Concepcion wades into stacked 115-pound division
On the final day of August, Luis Concepcion relieved Kohei Kono of his WBA junior bantamweight crown at the Ota-City General Gymnasium in Tokyo.
Early on, Concepcion built a lead that he never relinquished, despite the Japanese fighter staging a late rally. “El Nica” was awarded a just unanimous decision, 116-112, 116-112 and 115-113.
The battle-hardened Panamanian upped his record to 35-4 (24 knockouts) and in the process became a two-weight world champion, having held the WBA 112-pound strap earlier in the decade.
“Actually, I was amazed by his strength and because he could hold my punching power,” Concepcion told RingTV.com through promoter Rogelio Espino of Promociones Y Eventos Del Istmo when asked his thoughts on the fight. “There was a time when I thought I could knock him out but he could handle it all. He is indeed a very strong fighter.
“I worked to win until the seventh round and from there, I wanted to go to the inside see if he could finish him.”
Espino knows his fighter well having worked with him since his amateur days and believed Concepcion would return home victorious because of his dedication.
“I expected a victory from Luis in Japan,” said the promoter. “He is very strong and has improved his boxing skills. Kono was a tougher boxer than we thought.”
The 30-year-old Concepcion had arrived in Japan on Aug. 24, giving himself a week to acclimate, having left Panama City the previous Monday evening, flying via Mexico City onto Tokyo … in total it took them almost 24 hours, but because of time zones it took closer to two days.

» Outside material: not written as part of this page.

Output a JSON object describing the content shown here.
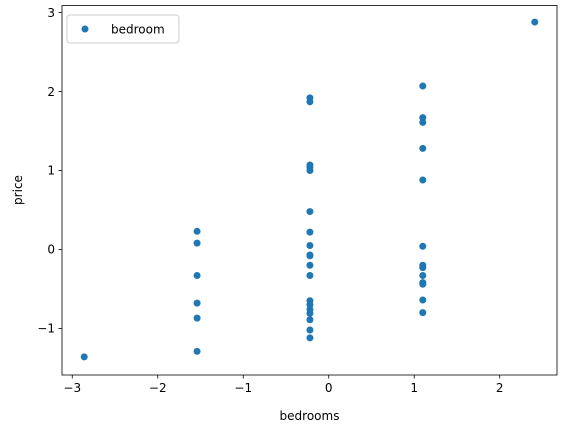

It proved to be worth it, and along with his team they celebrated one of the best wins of his career at a restaurant afterwards. Concepcion believes it was only bettered by his shock stoppage win over David Sanchez in Mexico last year – a win largely credited with revitalizing his career.
In 2011, after he lost the rematch to Hernan Marquez, many believed Concepcion’s best days were behind him. Since that first-round stoppage loss, the heavy-handed, swarming pressure fighter has won 12 of his 13 bouts. It has been far from easy but he has managed to climb to the summit again.
“Well, very hard training and improving every aspect of my technique,” he offered as a reason. “God has given me many opportunities and I have tried not to waste them. I know that new challenges will come and I know that with my dedication I will be able to reign for [a] long [time].”
It has been a busy past few weeks for the junior bantamweight division, with Roman Gonzalez making his debut at 115 pounds by picking up the WBC belt with a hard-fought decision over the only man to have beaten Concepcion in the past five years, Carlos Cuadras. Naoya Inoue successfully retained his WBO strap and Manny Pacquiao’s promotional company won its first world title when Jerwin Anjacas took the IBF laurels from McJoe Arroyo. It remains early days but Espino says he has several offers on the table.
“[Concepcion] has many offers that we are considering along with his trainers for later this year,” said Espino. “He could go to Europe or Asia. We want to fight the best. ‘Chocalitito’ or any of the other champions, they would all be great fights.”